Известно, что мои далекие предки еще в допетровские времена скинулись в поморское согласие. Из свидетельств истории о В. В. Крестинина, известно, что мезенский полярный кормщик и судовладелец Михайло Личутин имел в 1778 году качмару и ладью "Сокол". Регистр города Мезени купцам, мещанам и их домашним, не бывшим на исповеди, утверждает, что семья Личутина состояла тогда из жены Ксении, сестры Ефросиньи и дочери Пелагеи и была подвергнута штрафу в пятнадцать рублей (по тем временам большие деньги) за то лишь, что ряд лет не была на исповеди. Штраф этот был снижен, так как Михаил Личутин был ратманом городской думы. В том году в Мезени не приходили к исповеди семьсот семнадцать человек и уплатили штрафу 1349 рублей...
Мне удивляются порою, и почто ты не был крещен с детства? Да те редкие церквушки, что стояли на взгорках о край Белого моря были порушены до единой в тридцатые годы крещеными же людьми, у кого шея еще не забыла веревочный запотелый гайтан. В Поморье помнилось, как гнали староверцев, как сгоняли их в Сибири, сбивали по тюрьмам, обкладывали непосильной налогою. И не только безусые юнцы, и девки на выданье, но и мужики солидные катались с ледянок, подкладывая под подушки иконы, ибо те образа были нечестивые, "из вертепа", лишенные древлей истины. Так случилось, что вся северная Русь, хранительница устоев и древлей культуры вдруг оказалась не помазанной освященным елеем, лишенной благодати и "обновленной жизни"
То оказалась месть самим себе. Русь с Петровских времен усердно порушала соборное тело, испятнывала проказою когда-то согласную душу и спехивала себя в яму.
Вот и мой-то отец, сельский учитель, любимец деревенской детворы, был крещеным, но для какого-то примера, чтобы раскрыть крестьянам глаза на грядущее светлое будущее, спилил с церкви крест. Бабы-старушки, уливаясь слезьми, вопили в небесную высь: "Будь ты проклят!" Но молодые парни похихикивали и с радостью тянули за веревки, чтобы обрушить взглавие храма. В тридцатых повторялось то, что случилось в семнадцатом веке, когда Петр лишил Русь патриаршества, сронил колокола и вырезал церкви язык. Крещеный же Ульянов погнал на Соловки и "под вышку" десятки тысяч священцев и подложил под державные опоры огромную фугаску, потрясшую основы России.

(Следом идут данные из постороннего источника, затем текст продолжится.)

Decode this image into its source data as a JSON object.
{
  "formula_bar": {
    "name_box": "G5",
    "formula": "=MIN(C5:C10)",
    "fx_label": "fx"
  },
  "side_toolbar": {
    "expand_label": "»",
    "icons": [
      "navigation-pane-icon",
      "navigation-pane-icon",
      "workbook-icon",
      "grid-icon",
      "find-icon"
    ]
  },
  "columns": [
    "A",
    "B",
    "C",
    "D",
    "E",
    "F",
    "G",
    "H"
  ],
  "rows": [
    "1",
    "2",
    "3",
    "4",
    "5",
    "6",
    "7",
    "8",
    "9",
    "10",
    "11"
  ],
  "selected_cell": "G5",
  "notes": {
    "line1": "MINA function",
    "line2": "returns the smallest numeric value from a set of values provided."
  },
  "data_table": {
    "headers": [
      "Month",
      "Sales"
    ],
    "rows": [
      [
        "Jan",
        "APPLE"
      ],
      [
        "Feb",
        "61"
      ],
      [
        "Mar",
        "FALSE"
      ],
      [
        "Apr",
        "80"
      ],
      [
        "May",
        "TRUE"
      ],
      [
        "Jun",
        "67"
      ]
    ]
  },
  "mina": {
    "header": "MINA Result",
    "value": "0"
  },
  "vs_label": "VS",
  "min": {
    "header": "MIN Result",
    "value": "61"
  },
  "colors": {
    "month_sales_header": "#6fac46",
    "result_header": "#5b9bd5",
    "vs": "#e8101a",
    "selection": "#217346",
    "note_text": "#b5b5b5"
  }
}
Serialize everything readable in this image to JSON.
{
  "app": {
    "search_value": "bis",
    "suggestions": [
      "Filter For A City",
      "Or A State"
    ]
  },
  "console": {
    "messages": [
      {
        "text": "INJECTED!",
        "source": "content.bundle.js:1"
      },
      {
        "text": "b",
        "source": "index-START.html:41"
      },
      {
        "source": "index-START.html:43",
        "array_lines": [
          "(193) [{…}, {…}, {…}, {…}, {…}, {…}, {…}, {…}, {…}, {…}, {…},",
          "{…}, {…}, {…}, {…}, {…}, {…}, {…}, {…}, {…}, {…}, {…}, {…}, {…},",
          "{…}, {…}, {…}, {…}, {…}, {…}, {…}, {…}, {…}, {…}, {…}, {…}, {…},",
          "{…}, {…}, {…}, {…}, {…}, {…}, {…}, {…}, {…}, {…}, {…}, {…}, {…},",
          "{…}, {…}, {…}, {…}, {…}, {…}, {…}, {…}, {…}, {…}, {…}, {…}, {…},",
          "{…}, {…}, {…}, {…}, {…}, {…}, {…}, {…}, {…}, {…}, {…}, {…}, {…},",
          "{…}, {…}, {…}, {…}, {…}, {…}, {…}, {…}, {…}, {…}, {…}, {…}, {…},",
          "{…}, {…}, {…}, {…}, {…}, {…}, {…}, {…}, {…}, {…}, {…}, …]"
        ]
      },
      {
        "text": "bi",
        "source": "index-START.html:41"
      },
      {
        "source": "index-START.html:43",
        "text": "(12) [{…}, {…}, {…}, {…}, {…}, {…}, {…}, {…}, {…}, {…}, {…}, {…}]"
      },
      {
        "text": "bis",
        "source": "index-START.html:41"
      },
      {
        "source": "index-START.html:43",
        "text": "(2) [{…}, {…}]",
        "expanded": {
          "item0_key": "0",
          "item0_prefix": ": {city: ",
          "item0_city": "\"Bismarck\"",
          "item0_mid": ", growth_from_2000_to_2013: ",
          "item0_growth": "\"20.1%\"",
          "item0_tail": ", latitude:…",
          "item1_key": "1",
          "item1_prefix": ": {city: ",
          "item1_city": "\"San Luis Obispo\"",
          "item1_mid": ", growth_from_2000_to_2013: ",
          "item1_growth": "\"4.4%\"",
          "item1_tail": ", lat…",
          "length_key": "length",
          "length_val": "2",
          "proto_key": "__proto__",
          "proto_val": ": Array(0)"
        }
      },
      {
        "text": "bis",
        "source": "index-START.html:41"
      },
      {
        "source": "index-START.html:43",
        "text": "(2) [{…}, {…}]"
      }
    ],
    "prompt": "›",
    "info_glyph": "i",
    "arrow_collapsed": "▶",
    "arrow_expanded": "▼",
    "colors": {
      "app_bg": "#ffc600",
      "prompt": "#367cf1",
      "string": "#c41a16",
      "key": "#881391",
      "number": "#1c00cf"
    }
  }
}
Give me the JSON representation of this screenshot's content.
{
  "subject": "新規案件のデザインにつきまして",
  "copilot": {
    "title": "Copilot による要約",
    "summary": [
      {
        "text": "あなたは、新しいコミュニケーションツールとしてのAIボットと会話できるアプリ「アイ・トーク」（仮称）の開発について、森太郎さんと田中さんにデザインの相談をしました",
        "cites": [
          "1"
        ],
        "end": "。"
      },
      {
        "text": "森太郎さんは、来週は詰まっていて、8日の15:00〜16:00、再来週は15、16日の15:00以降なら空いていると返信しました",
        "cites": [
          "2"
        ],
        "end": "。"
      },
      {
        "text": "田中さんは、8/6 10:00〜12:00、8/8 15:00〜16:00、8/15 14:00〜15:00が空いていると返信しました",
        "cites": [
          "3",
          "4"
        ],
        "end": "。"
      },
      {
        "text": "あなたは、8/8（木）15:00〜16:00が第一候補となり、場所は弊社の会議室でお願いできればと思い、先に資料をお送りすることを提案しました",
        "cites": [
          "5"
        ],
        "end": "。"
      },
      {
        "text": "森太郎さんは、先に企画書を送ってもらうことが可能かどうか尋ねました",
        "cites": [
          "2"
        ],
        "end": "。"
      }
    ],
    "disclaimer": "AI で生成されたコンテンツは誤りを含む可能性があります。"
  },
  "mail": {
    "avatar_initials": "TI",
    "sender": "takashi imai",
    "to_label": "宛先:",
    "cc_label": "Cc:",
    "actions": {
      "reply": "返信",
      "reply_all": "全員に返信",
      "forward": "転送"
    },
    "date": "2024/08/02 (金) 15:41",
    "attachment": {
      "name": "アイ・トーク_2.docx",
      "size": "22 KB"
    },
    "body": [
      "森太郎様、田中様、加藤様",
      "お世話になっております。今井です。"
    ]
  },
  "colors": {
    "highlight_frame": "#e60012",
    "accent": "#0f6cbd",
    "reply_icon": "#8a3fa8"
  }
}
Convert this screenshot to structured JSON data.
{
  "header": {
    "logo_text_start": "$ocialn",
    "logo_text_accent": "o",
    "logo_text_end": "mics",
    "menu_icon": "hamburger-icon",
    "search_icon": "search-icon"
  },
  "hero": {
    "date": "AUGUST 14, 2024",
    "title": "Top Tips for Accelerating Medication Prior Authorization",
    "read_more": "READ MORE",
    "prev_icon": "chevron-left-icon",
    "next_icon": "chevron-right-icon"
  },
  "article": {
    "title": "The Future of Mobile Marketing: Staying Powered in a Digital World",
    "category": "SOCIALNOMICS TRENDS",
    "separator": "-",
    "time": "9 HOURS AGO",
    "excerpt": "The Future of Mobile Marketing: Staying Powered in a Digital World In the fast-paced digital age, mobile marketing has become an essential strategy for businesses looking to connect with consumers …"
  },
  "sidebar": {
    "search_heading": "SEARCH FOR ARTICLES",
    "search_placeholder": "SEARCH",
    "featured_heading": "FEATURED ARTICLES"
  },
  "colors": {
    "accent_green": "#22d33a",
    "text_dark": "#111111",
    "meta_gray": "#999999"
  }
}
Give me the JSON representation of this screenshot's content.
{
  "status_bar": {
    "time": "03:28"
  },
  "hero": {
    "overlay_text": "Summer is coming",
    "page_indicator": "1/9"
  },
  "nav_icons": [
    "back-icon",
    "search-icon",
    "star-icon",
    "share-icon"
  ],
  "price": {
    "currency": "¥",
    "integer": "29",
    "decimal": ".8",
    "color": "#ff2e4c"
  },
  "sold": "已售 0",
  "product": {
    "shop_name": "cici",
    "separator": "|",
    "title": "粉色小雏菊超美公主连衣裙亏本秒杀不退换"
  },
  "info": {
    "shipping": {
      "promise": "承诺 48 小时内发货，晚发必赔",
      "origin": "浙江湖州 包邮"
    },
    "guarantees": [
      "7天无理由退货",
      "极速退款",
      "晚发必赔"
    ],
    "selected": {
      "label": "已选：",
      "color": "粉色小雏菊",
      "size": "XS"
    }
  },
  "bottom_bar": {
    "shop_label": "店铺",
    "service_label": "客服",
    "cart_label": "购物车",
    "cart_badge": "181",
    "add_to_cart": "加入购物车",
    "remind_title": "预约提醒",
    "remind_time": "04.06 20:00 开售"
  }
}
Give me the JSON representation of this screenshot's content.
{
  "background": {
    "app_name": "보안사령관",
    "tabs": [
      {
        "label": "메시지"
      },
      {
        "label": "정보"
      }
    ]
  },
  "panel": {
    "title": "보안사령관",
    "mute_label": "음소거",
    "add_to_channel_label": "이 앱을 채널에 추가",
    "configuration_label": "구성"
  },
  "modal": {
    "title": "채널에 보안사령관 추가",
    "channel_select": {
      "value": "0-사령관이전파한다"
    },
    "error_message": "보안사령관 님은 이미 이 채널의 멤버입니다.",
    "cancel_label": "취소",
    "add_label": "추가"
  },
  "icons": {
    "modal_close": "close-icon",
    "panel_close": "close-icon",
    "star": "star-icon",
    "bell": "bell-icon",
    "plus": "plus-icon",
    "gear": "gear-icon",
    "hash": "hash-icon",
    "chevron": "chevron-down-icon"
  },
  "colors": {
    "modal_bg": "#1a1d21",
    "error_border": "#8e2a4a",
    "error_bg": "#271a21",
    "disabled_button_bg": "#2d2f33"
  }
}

Отец мой погиб на фронте. Еще за год до войны он писал жене из армии: "Грядет великая война, которая наделает много бед, чувствую, мне не остаться в живых на той войне, и если родится сын, то назови его Владимир". Он, сокрушавший церковь, разве лишен был православных заповедальных черт, что и делают человека христианином, для кого государство, земля родимая дороже собственного живота. Его любили дети, он не чаял в них души; он видел грядущие несчастья и не бежал от них, но встретил с открытой грудью. Сумятица, внешний хаос, разруха, где в лесах созидания едва угадывались очертания будущего Дома, не затмили все же тех национальных родовых черт, что выковывались в столетиях: жертвенность, нестяжательство, любовь к ближнему, поклон радигостю. От гибели моего отца откатилось уже пятьдесят шесть лет, а его ученики, что и сами превратились в глубоких стариков и старух, до сей поры вспоминают бывшего учителя с любовью: "Ой, кабы в живых-то остался наш Владимир Петрович, то на какой бы вышине он числился, ой-ой! Быть бы ему министром культуры, сидел бы он в Кремле".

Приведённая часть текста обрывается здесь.